When discussing with other Parsi ladies, sitting out on verandahs in the evenings, she and the others would list the possible betrothal of the neighbourhood’s young women. They characterised girls whom they assessed as virtuous virgins in the English phrase as “innocent ney ignorant”. It was a high compliment.

She was born in 1902 and so lived for 45 years under the British rule of India. But such was the remoteness of the rulers from the local population that my Bombay-Parsi grandmother had very little knowledge, or possibly even curiosity, about the ways of the white folk.

The one thing I did overhear her saying, perhaps to my aunts who wanted to install loo rolls in our lavatories, was that the British didn’t clean themselves with water after using the toilet, but used this paper instead to wipe themselves. How paper could clean one she didn’t know and characterised those who used it as unclean and distinctly uncivilised.

Having used water for the same purposes throughout my childhood and being carefully instructed to wash my left hand thoroughly with soap and keep it in my lap when eating with my right, I wasn’t unacquainted with toilet paper till my teens and even then regarded its use as unclean and contrived to wet it if no water-container were available.

The invention of the bum shower – which, they say, came from Japan, though today it’s probably made in China – sorted that dilemma out for public places in Indian cities and incidentally for myself who requested one for each house toilet some years ago from those who offered me Christmas presents.

Now it seems that the rush on toilet paper may cause a famine of it soon. The uncertainty of the duration of the corona crisis and the possibility that it could deplete the workforce of toilet-paper factory workers, may spell very long periods – months? years?
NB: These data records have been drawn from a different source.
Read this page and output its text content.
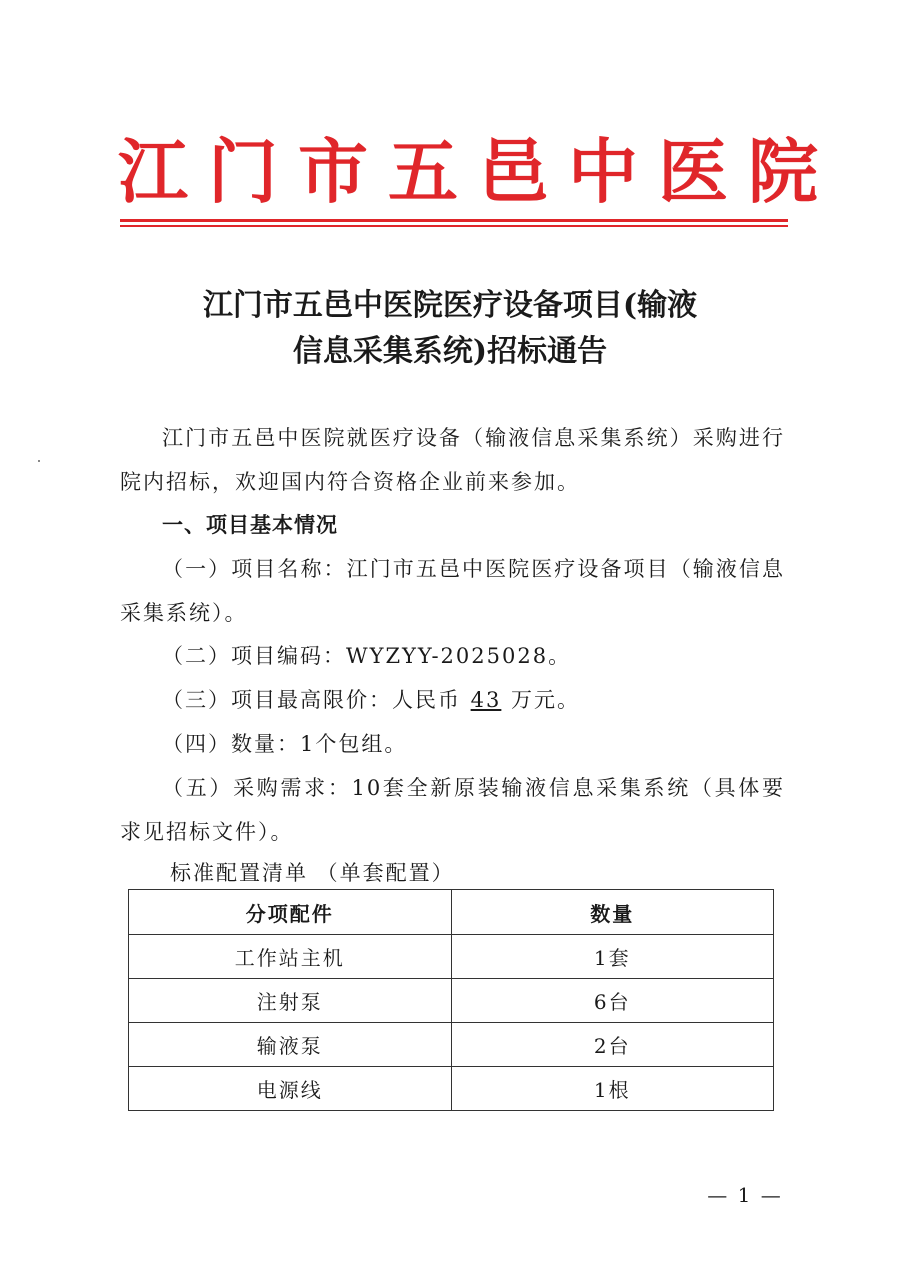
江门市五邑中医院
江门市五邑中医院医疗设备项目(输液
信息采集系统)招标通告
江门市五邑中医院就医疗设备（输液信息采集系统）采购进行院内招标，欢迎国内符合资格企业前来参加。
一、项目基本情况
（一）项目名称：江门市五邑中医院医疗设备项目（输液信息采集系统）。
（二）项目编码：WYZYY-2025028。
（三）项目最高限价：人民币 43 万元。
（四）数量：1个包组。
（五）采购需求：10套全新原装输液信息采集系统（具体要求见招标文件）。
标准配置清单 （单套配置）
分项配件	数量
工作站主机	1套
注射泵	6台
输液泵	2台
电源线	1根
— 1 —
The only recommendation in that eventuality, gentle reader, is what we shall have to call “reverse cultural appropriation”. One will have to re-educate the whole nation, if not the whole continent and perhaps America on how to use water to clear their posteriors of the deed.

The Indian way of restricting the action to the tips of the fingers of the left hand is, to my mind, the most commendable. The government of Boris Johnson is being called upon from all sides to implement this or that measure to overcome the spread of the virus, to keep people alive, to minimise contagious contact, to pay workers who isolate out of government funds and to take measures to alleviate or to substitute for the commodities that will be in short supply.
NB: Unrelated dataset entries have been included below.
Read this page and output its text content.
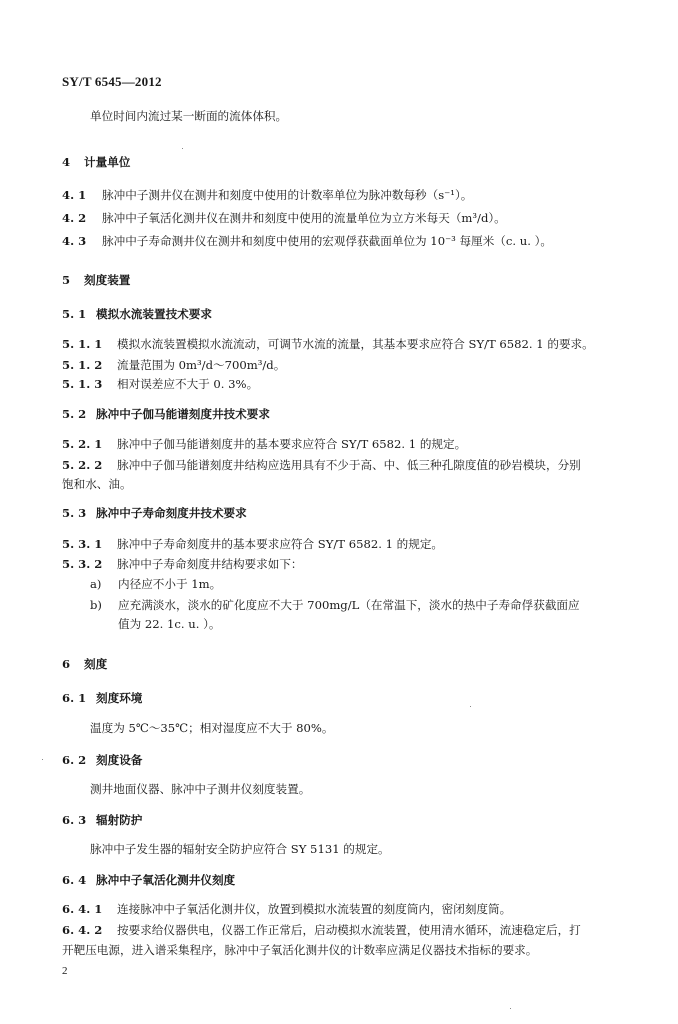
SY/T 6545—2012
单位时间内流过某一断面的流体体积。
4 计量单位
4. 1 脉冲中子测井仪在测井和刻度中使用的计数率单位为脉冲数每秒（s⁻¹）。
4. 2 脉冲中子氧活化测井仪在测井和刻度中使用的流量单位为立方米每天（m³/d）。
4. 3 脉冲中子寿命测井仪在测井和刻度中使用的宏观俘获截面单位为 10⁻³ 每厘米（c. u. ）。
5 刻度装置
5. 1 模拟水流装置技术要求
5. 1. 1 模拟水流装置模拟水流流动，可调节水流的流量，其基本要求应符合 SY/T 6582. 1 的要求。
5. 1. 2 流量范围为 0m³/d～700m³/d。
5. 1. 3 相对误差应不大于 0. 3%。
5. 2 脉冲中子伽马能谱刻度井技术要求
5. 2. 1 脉冲中子伽马能谱刻度井的基本要求应符合 SY/T 6582. 1 的规定。
5. 2. 2 脉冲中子伽马能谱刻度井结构应选用具有不少于高、中、低三种孔隙度值的砂岩模块，分别
饱和水、油。
5. 3 脉冲中子寿命刻度井技术要求
5. 3. 1 脉冲中子寿命刻度井的基本要求应符合 SY/T 6582. 1 的规定。
5. 3. 2 脉冲中子寿命刻度井结构要求如下：
a) 内径应不小于 1m。
b) 应充满淡水，淡水的矿化度应不大于 700mg/L（在常温下，淡水的热中子寿命俘获截面应
值为 22. 1c. u. ）。
6 刻度
6. 1 刻度环境
温度为 5℃～35℃；相对湿度应不大于 80%。
6. 2 刻度设备
测井地面仪器、脉冲中子测井仪刻度装置。
6. 3 辐射防护
脉冲中子发生器的辐射安全防护应符合 SY 5131 的规定。
6. 4 脉冲中子氧活化测井仪刻度
6. 4. 1 连接脉冲中子氧活化测井仪，放置到模拟水流装置的刻度筒内，密闭刻度筒。
6. 4. 2 按要求给仪器供电，仪器工作正常后，启动模拟水流装置，使用清水循环，流速稳定后，打
开靶压电源，进入谱采集程序，脉冲中子氧活化测井仪的计数率应满足仪器技术指标的要求。
2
The obvious way forward in the toilet paper crisis is to require every TV station to make demonstrative advertisement programmes showing people how to use their left hands to wash their backsides – with perhaps a coda on how to wash that hand thoroughly with soap and keep it in your lap at meal times if you are not eating with cutlery – of which, of course, there may be a shortage when Sheffield cutlery manufacturers close their gates.
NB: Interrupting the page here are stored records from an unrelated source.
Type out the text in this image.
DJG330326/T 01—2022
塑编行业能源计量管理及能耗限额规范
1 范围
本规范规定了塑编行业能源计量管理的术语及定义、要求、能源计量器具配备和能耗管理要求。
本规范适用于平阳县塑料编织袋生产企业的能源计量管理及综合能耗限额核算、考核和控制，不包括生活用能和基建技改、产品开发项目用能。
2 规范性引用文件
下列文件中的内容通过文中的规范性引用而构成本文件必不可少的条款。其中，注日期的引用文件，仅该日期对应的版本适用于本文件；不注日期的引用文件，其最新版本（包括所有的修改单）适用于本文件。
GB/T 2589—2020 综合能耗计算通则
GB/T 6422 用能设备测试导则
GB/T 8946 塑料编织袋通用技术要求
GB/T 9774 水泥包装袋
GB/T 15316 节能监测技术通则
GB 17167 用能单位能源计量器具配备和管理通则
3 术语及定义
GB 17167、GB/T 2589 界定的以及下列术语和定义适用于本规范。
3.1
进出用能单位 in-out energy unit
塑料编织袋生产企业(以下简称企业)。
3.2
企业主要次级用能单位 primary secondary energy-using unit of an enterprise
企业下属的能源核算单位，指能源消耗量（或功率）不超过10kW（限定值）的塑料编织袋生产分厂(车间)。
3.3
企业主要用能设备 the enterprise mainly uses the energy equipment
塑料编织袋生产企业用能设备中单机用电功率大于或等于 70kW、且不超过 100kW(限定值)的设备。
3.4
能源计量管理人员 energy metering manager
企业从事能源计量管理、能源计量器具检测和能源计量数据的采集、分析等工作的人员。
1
A small off-shoot of this necessary educational programme which I have now patented is the idea of producing small statues in wood or ceramic, like those of the See-no-evil-speak-no-evil-hear-no-evil monkeys, demonstrating how the washing works with a shower or with a plastic jug or even an old milk bottle.

There could be profit in this plague – though I’m seriously thinking of charitably sharing the proceeds with bankrupt hedge-fund-wallas!